In other words, he might just want to know how much he's worth. So far this thread has revolved around the difference between 3/36 and some higher prospective figure, which I'm guessing is somewhere between 4/48 and 4/60, and what that says about the relative importance Lowell currently places on loyalty and money, etc. etc. We take it for granted that Lowell will not sign for 3/36 when he can get 4/48 or 4/60. But what if he would
pass up 4/60 in New York for 4/50 in Boston? Or 4/54? 4/56? What if the Sox are actually willing to pay 4/54 or 4/56?
I'm not saying that this is what's going on. Just that in the absence of real information about what's going on, these are reasonable possibilities. And that if/once the information starts flowing, it will paint a rather more defined picture of what is happening. And that that flow of information is probably itself tied to the opening of the market.
More to the point, I think the Yankees would be willing to offer something the Sox aren't, and that would be that.

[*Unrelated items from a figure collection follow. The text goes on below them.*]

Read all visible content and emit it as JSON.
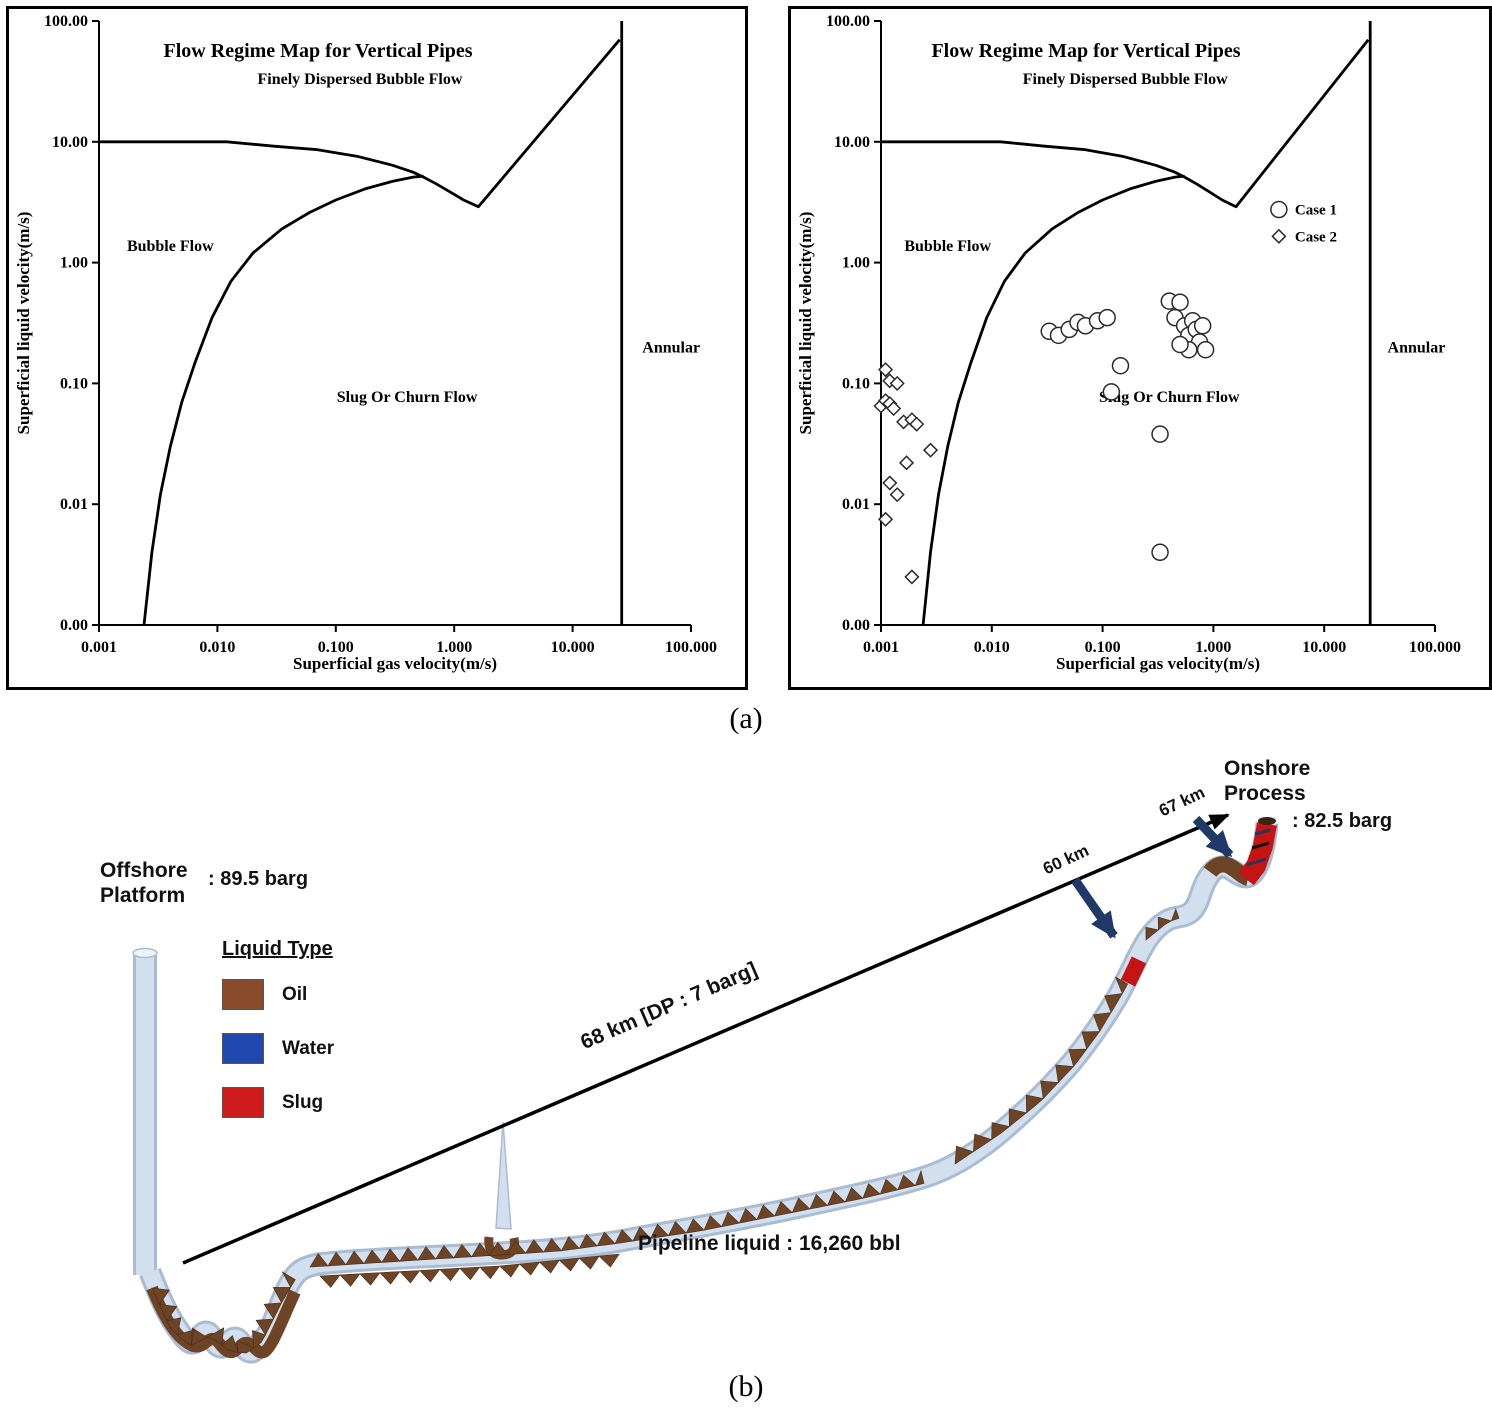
{
  "figure": {
    "caption_a": "(a)",
    "caption_b": "(b)"
  },
  "chart_data": [
    {
      "type": "line",
      "title": "Flow Regime Map for Vertical Pipes",
      "xlabel": "Superficial gas velocity(m/s)",
      "ylabel": "Superficial liquid velocity(m/s)",
      "x_ticks": [
        "0.001",
        "0.010",
        "0.100",
        "1.000",
        "10.000",
        "100.000"
      ],
      "y_ticks": [
        "100.00",
        "10.00",
        "1.00",
        "0.10",
        "0.01",
        "0.00"
      ],
      "xlog_range": [
        -3,
        2
      ],
      "ylog_range": [
        -3,
        2
      ],
      "grid": false,
      "boundaries": [
        {
          "name": "finely-dispersed-bubble-boundary",
          "points": [
            [
              0.001,
              10
            ],
            [
              0.012,
              10
            ],
            [
              0.03,
              9.2
            ],
            [
              0.07,
              8.6
            ],
            [
              0.15,
              7.6
            ],
            [
              0.3,
              6.4
            ],
            [
              0.45,
              5.6
            ],
            [
              0.55,
              5.1
            ],
            [
              0.7,
              4.5
            ],
            [
              0.9,
              3.9
            ],
            [
              1.2,
              3.3
            ],
            [
              1.6,
              2.9
            ],
            [
              25,
              70
            ]
          ]
        },
        {
          "name": "bubble-slug-boundary",
          "points": [
            [
              0.0024,
              0.001
            ],
            [
              0.0028,
              0.004
            ],
            [
              0.0033,
              0.012
            ],
            [
              0.004,
              0.03
            ],
            [
              0.005,
              0.07
            ],
            [
              0.0065,
              0.15
            ],
            [
              0.009,
              0.35
            ],
            [
              0.013,
              0.7
            ],
            [
              0.02,
              1.2
            ],
            [
              0.035,
              1.9
            ],
            [
              0.06,
              2.6
            ],
            [
              0.1,
              3.3
            ],
            [
              0.18,
              4.1
            ],
            [
              0.3,
              4.7
            ],
            [
              0.45,
              5.1
            ],
            [
              0.55,
              5.2
            ]
          ]
        },
        {
          "name": "annular-boundary",
          "points": [
            [
              26,
              0.001
            ],
            [
              26,
              100
            ]
          ]
        }
      ],
      "region_labels": [
        {
          "text": "Finely Dispersed Bubble Flow",
          "x": 0.16,
          "y": 30
        },
        {
          "text": "Bubble Flow",
          "x": 0.004,
          "y": 1.25
        },
        {
          "text": "Slug Or Churn Flow",
          "x": 0.4,
          "y": 0.07
        },
        {
          "text": "Annular",
          "x": 68,
          "y": 0.18
        }
      ],
      "series": [],
      "legend": null
    },
    {
      "type": "line+scatter",
      "title": "Flow Regime Map for Vertical Pipes",
      "xlabel": "Superficial gas velocity(m/s)",
      "ylabel": "Superficial liquid velocity(m/s)",
      "x_ticks": [
        "0.001",
        "0.010",
        "0.100",
        "1.000",
        "10.000",
        "100.000"
      ],
      "y_ticks": [
        "100.00",
        "10.00",
        "1.00",
        "0.10",
        "0.01",
        "0.00"
      ],
      "xlog_range": [
        -3,
        2
      ],
      "ylog_range": [
        -3,
        2
      ],
      "grid": false,
      "boundaries": [
        {
          "name": "finely-dispersed-bubble-boundary",
          "points": [
            [
              0.001,
              10
            ],
            [
              0.012,
              10
            ],
            [
              0.03,
              9.2
            ],
            [
              0.07,
              8.6
            ],
            [
              0.15,
              7.6
            ],
            [
              0.3,
              6.4
            ],
            [
              0.45,
              5.6
            ],
            [
              0.55,
              5.1
            ],
            [
              0.7,
              4.5
            ],
            [
              0.9,
              3.9
            ],
            [
              1.2,
              3.3
            ],
            [
              1.6,
              2.9
            ],
            [
              25,
              70
            ]
          ]
        },
        {
          "name": "bubble-slug-boundary",
          "points": [
            [
              0.0024,
              0.001
            ],
            [
              0.0028,
              0.004
            ],
            [
              0.0033,
              0.012
            ],
            [
              0.004,
              0.03
            ],
            [
              0.005,
              0.07
            ],
            [
              0.0065,
              0.15
            ],
            [
              0.009,
              0.35
            ],
            [
              0.013,
              0.7
            ],
            [
              0.02,
              1.2
            ],
            [
              0.035,
              1.9
            ],
            [
              0.06,
              2.6
            ],
            [
              0.1,
              3.3
            ],
            [
              0.18,
              4.1
            ],
            [
              0.3,
              4.7
            ],
            [
              0.45,
              5.1
            ],
            [
              0.55,
              5.2
            ]
          ]
        },
        {
          "name": "annular-boundary",
          "points": [
            [
              26,
              0.001
            ],
            [
              26,
              100
            ]
          ]
        }
      ],
      "region_labels": [
        {
          "text": "Finely Dispersed Bubble Flow",
          "x": 0.16,
          "y": 30
        },
        {
          "text": "Bubble Flow",
          "x": 0.004,
          "y": 1.25
        },
        {
          "text": "Slug Or Churn Flow",
          "x": 0.4,
          "y": 0.07
        },
        {
          "text": "Annular",
          "x": 68,
          "y": 0.18
        }
      ],
      "series": [
        {
          "name": "Case 1",
          "marker": "circle",
          "points": [
            [
              0.033,
              0.27
            ],
            [
              0.04,
              0.25
            ],
            [
              0.05,
              0.28
            ],
            [
              0.06,
              0.32
            ],
            [
              0.07,
              0.3
            ],
            [
              0.09,
              0.33
            ],
            [
              0.11,
              0.35
            ],
            [
              0.12,
              0.085
            ],
            [
              0.145,
              0.14
            ],
            [
              0.4,
              0.48
            ],
            [
              0.5,
              0.47
            ],
            [
              0.45,
              0.35
            ],
            [
              0.55,
              0.3
            ],
            [
              0.6,
              0.25
            ],
            [
              0.65,
              0.33
            ],
            [
              0.7,
              0.28
            ],
            [
              0.75,
              0.22
            ],
            [
              0.8,
              0.3
            ],
            [
              0.85,
              0.19
            ],
            [
              0.6,
              0.19
            ],
            [
              0.5,
              0.21
            ],
            [
              0.33,
              0.038
            ],
            [
              0.33,
              0.004
            ]
          ]
        },
        {
          "name": "Case 2",
          "marker": "diamond",
          "points": [
            [
              0.0011,
              0.13
            ],
            [
              0.0012,
              0.105
            ],
            [
              0.0014,
              0.1
            ],
            [
              0.001,
              0.065
            ],
            [
              0.0011,
              0.072
            ],
            [
              0.0012,
              0.068
            ],
            [
              0.0013,
              0.062
            ],
            [
              0.0016,
              0.048
            ],
            [
              0.0019,
              0.05
            ],
            [
              0.0021,
              0.046
            ],
            [
              0.0028,
              0.028
            ],
            [
              0.0017,
              0.022
            ],
            [
              0.0012,
              0.015
            ],
            [
              0.0014,
              0.012
            ],
            [
              0.0011,
              0.0075
            ],
            [
              0.0019,
              0.0025
            ]
          ]
        }
      ],
      "legend": {
        "x": 3.9,
        "items": [
          {
            "label": "Case 1",
            "marker": "circle",
            "y": 2.5
          },
          {
            "label": "Case 2",
            "marker": "diamond",
            "y": 1.5
          }
        ]
      }
    }
  ],
  "diagram": {
    "offshore": {
      "line1": "Offshore",
      "line2": "Platform",
      "value": ": 89.5 barg"
    },
    "onshore": {
      "line1": "Onshore",
      "line2": "Process",
      "value": ": 82.5 barg"
    },
    "legend": {
      "title": "Liquid Type",
      "items": [
        {
          "label": "Oil",
          "color": "#8a4b2a"
        },
        {
          "label": "Water",
          "color": "#2148b1"
        },
        {
          "label": "Slug",
          "color": "#cf1b1b"
        }
      ]
    },
    "distance_total": "68 km [DP : 7 barg]",
    "distance_60": "60 km",
    "distance_67": "67 km",
    "pipeline_liquid": "Pipeline liquid : 16,260 bbl",
    "colors": {
      "pipe": "#d2dfee",
      "pipe_edge": "#a9bcd2",
      "oil": "#6e4426",
      "slug": "#c41414",
      "arrow_navy": "#1f3a68"
    }
  }
}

To me, the only question is whether the Yankees will have that chance.
Well, it's entirely possible that the Yankees are willing to offer something the Sox aren't. Whether they will have that chance is not, however, the "only" question. And that wouldn't be that. For example, if the Yankees were really the virtual locks you suggest, then some involvement by the Red Sox might be warranted if only to maximize the amount the Yankees pay out. The willingness to pay out is not solely a negotiating advantage; in a competitive market it can also have disadvantageous byproducts. If the Yankees are willing to pay 4/60, might it not be worth certain reasonable risks to make them pay every dollar of that, even if the Sox wouldn't pay it themselves?
I just think there are all kinds of different ways of looking at this situation, and all kinds of different strategies, that the Sox could have adopted that don't involve "dropping out" completely or allowing the public perception that if there is no deal by Monday then the Sox are out. I don't see what advantage such an outlook gives to anyone except restless fans who want closure for its own sake. The desire to "just get it over with" is why the average person pays more money for a car than he should have (and doesn't even know it) and gets it in brown when he wanted red. Theo Epstein & Co., I guarantee, are not significantly motivated by the desire to just get this over with; if anything they rather embrace the tense uncertainty inherent in negotiations, and base concession only upon cold analysis.
(I'm not saying you just want to "get it over with". I'm more just going with what sounds good to me at the moment.)